4 Introduction to research results of biomedical titanium alloy

         In order to replace the commonly used Ti-6A1—4V alloy, a variety of new acoustic titanium alloys with non-toxic and non-sensitive elements, low elastic modulus and high mechanical properties have been developed. The porous technology is used to adjust the porosity to make the material elastic. The modulus is basically the same as that of human bones. The method of infiltrating the polymer into porous titanium compensates for the decrease of the strength of porous titanium and makes the material have better biocompatibility. In order to meet the needs of orthopedics, porous TiNi is developed. The elastic shape memory alloy overcomes the disadvantages of weak bonding force between the bone and the implant and mismatch of the elastic modulus. In addition, a variety of β-type superelastic shape memory titanium alloys containing no toxic and allergic elements have been developed, which can be used safely in the medical field instead of TiNi alloys: various surface modification techniques for titanium have been developed and modified. The deposition and surface hardening of the layer improves the biocompatibility and abrasion resistance of the implant.

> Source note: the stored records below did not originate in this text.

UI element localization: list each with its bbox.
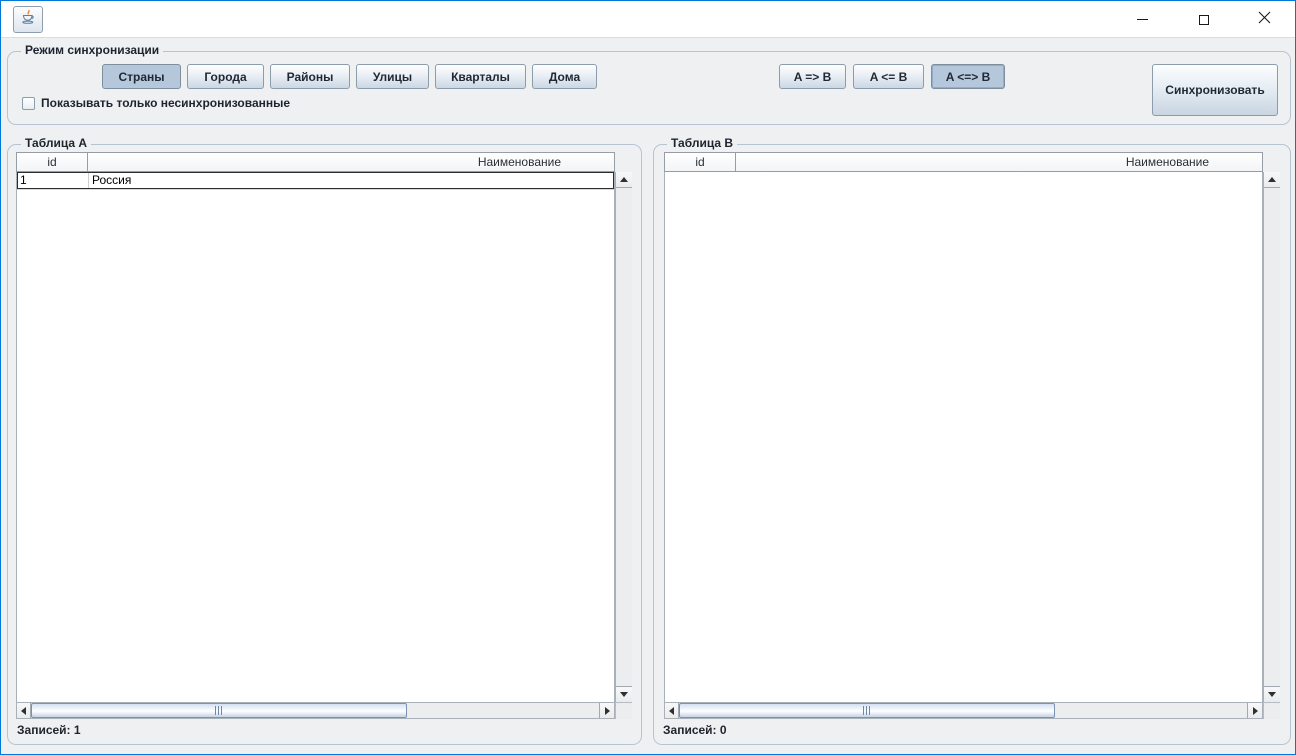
table-a-vertical-scrollbar[interactable] xyxy=(615,172,632,702)
app-window: Режим синхронизации Страны Города Районы… xyxy=(0,0,1296,755)
table-a-header: id Наименование xyxy=(16,152,615,172)
mode-button-districts[interactable]: Районы xyxy=(270,64,350,89)
arrow-left-icon xyxy=(21,707,26,715)
sync-mode-panel: Режим синхронизации Страны Города Районы… xyxy=(7,51,1291,125)
minimize-button[interactable] xyxy=(1112,1,1173,38)
window-controls xyxy=(1112,1,1295,38)
scrollbar-grip-icon xyxy=(215,706,223,715)
table-a-record-count: Записей: 1 xyxy=(17,723,81,737)
table-b: id Наименование xyxy=(664,152,1280,719)
maximize-icon xyxy=(1199,15,1209,25)
java-coffee-cup-icon xyxy=(20,9,36,30)
titlebar[interactable] xyxy=(1,1,1295,38)
entity-mode-buttons: Страны Города Районы Улицы Кварталы Дома xyxy=(102,64,597,89)
arrow-down-icon xyxy=(620,692,628,697)
table-a: id Наименование 1 Россия xyxy=(16,152,632,719)
column-header-name[interactable]: Наименование xyxy=(735,152,1263,172)
dir-button-a-to-b[interactable]: A => B xyxy=(779,64,846,89)
horizontal-scrollbar-thumb[interactable] xyxy=(31,703,407,718)
table-a-title: Таблица A xyxy=(21,136,91,151)
arrow-up-icon xyxy=(1268,177,1276,182)
scroll-left-button[interactable] xyxy=(17,703,31,718)
minimize-icon xyxy=(1137,19,1148,20)
mode-button-countries[interactable]: Страны xyxy=(102,64,181,89)
table-a-panel: Таблица A id Наименование 1 Россия xyxy=(7,144,642,745)
direction-buttons: A => B A <= B A <=> B xyxy=(779,64,1005,89)
app-menu-button[interactable] xyxy=(13,6,43,33)
table-b-viewport[interactable] xyxy=(664,172,1263,702)
scrollbar-corner xyxy=(1263,702,1280,719)
close-button[interactable] xyxy=(1234,1,1295,38)
scroll-down-button[interactable] xyxy=(616,686,632,702)
scrollbar-corner xyxy=(615,702,632,719)
scroll-left-button[interactable] xyxy=(665,703,679,718)
table-a-viewport[interactable]: 1 Россия xyxy=(16,172,615,702)
cell-id[interactable]: 1 xyxy=(18,173,89,188)
scrollbar-grip-icon xyxy=(863,706,871,715)
scroll-down-button[interactable] xyxy=(1264,686,1280,702)
arrow-down-icon xyxy=(1268,692,1276,697)
table-b-vertical-scrollbar[interactable] xyxy=(1263,172,1280,702)
horizontal-scrollbar-thumb[interactable] xyxy=(679,703,1055,718)
column-header-id[interactable]: id xyxy=(664,152,736,172)
scroll-up-button[interactable] xyxy=(616,172,632,188)
scroll-right-button[interactable] xyxy=(1247,703,1262,718)
dir-button-bidirectional[interactable]: A <=> B xyxy=(931,64,1005,89)
arrow-up-icon xyxy=(620,177,628,182)
table-b-title: Таблица B xyxy=(667,136,737,151)
checkbox-unchecked-icon[interactable] xyxy=(22,97,35,110)
table-b-header: id Наименование xyxy=(664,152,1263,172)
synchronize-button[interactable]: Синхронизовать xyxy=(1152,64,1278,116)
arrow-right-icon xyxy=(605,707,610,715)
table-a-horizontal-scrollbar[interactable] xyxy=(16,702,615,719)
mode-button-streets[interactable]: Улицы xyxy=(356,64,429,89)
mode-button-blocks[interactable]: Кварталы xyxy=(435,64,526,89)
column-header-name[interactable]: Наименование xyxy=(87,152,615,172)
cell-name[interactable]: Россия xyxy=(89,173,613,188)
maximize-button[interactable] xyxy=(1173,1,1234,38)
dir-button-b-to-a[interactable]: A <= B xyxy=(853,64,924,89)
table-b-panel: Таблица B id Наименование xyxy=(653,144,1291,745)
sync-mode-panel-title: Режим синхронизации xyxy=(21,43,163,58)
unsynced-only-checkbox-row[interactable]: Показывать только несинхронизованные xyxy=(22,96,290,110)
column-header-id[interactable]: id xyxy=(16,152,88,172)
table-b-horizontal-scrollbar[interactable] xyxy=(664,702,1263,719)
arrow-right-icon xyxy=(1253,707,1258,715)
unsynced-only-checkbox-label: Показывать только несинхронизованные xyxy=(41,96,290,110)
mode-button-cities[interactable]: Города xyxy=(187,64,264,89)
table-b-record-count: Записей: 0 xyxy=(663,723,727,737)
close-icon xyxy=(1258,11,1271,29)
mode-button-houses[interactable]: Дома xyxy=(532,64,597,89)
table-row[interactable]: 1 Россия xyxy=(17,172,614,189)
scroll-right-button[interactable] xyxy=(599,703,614,718)
scroll-up-button[interactable] xyxy=(1264,172,1280,188)
arrow-left-icon xyxy=(669,707,674,715)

         In order to further improve the biocompatibility of titanium implants, various surface modification techniques have been developed in recent years in the world. The hydroxyapatite layer, the titanium oxide layer and the perovskite layer of different morphologies can be deposited on the surface of the titanium alloy by electrochemical treatment including micro-arc oxidation; the hydroxyapatite-free and chemically obtained The surface-modified layer of tricalcium phosphate accelerates bone formation; it also controls the absorption of proteins and the adhesion of cells, platelets and bacteria by immobilizing biological functional molecules such as polyethylene glycol on metal surfaces. Furthermore, in the case of immobilization of biomolecules such as collagen and polypeptide, bone formation and adhesion of soft tissues are improved. In recent years, Japan has done a lot of research on the surface bioactivation modification of titanium alloys. They used alkali treatment, electrodeposition and metal organic chemical vapor deposition (MOCVD) to form a hydroxyapatite modified layer on the metal surface to improve metals such as polymethyl methacrylate (PMMA) E3 31, polylactic acid ( PLLA) 1343 and other medical polymers and blood compatible with biopolymers such as polyethylene glycol (PEG) r351. On the other hand, in order to improve the wear resistance of titanium alloys, surface hardening is an effective method, including surface oxidation, nitridation, electroplating, and physical chemical vapor deposition (PVD/CVD) coating, thermal spray surface treatment technology. Research and development. Among these technologies, oxidation and gas nitriding are advantageous because they require only a simple process operation. In recent years, Japan has conducted extensive research on Ti02 as a photocatalyst and its use in surface modification to enhance the bioconductivity of titanium and its alloys.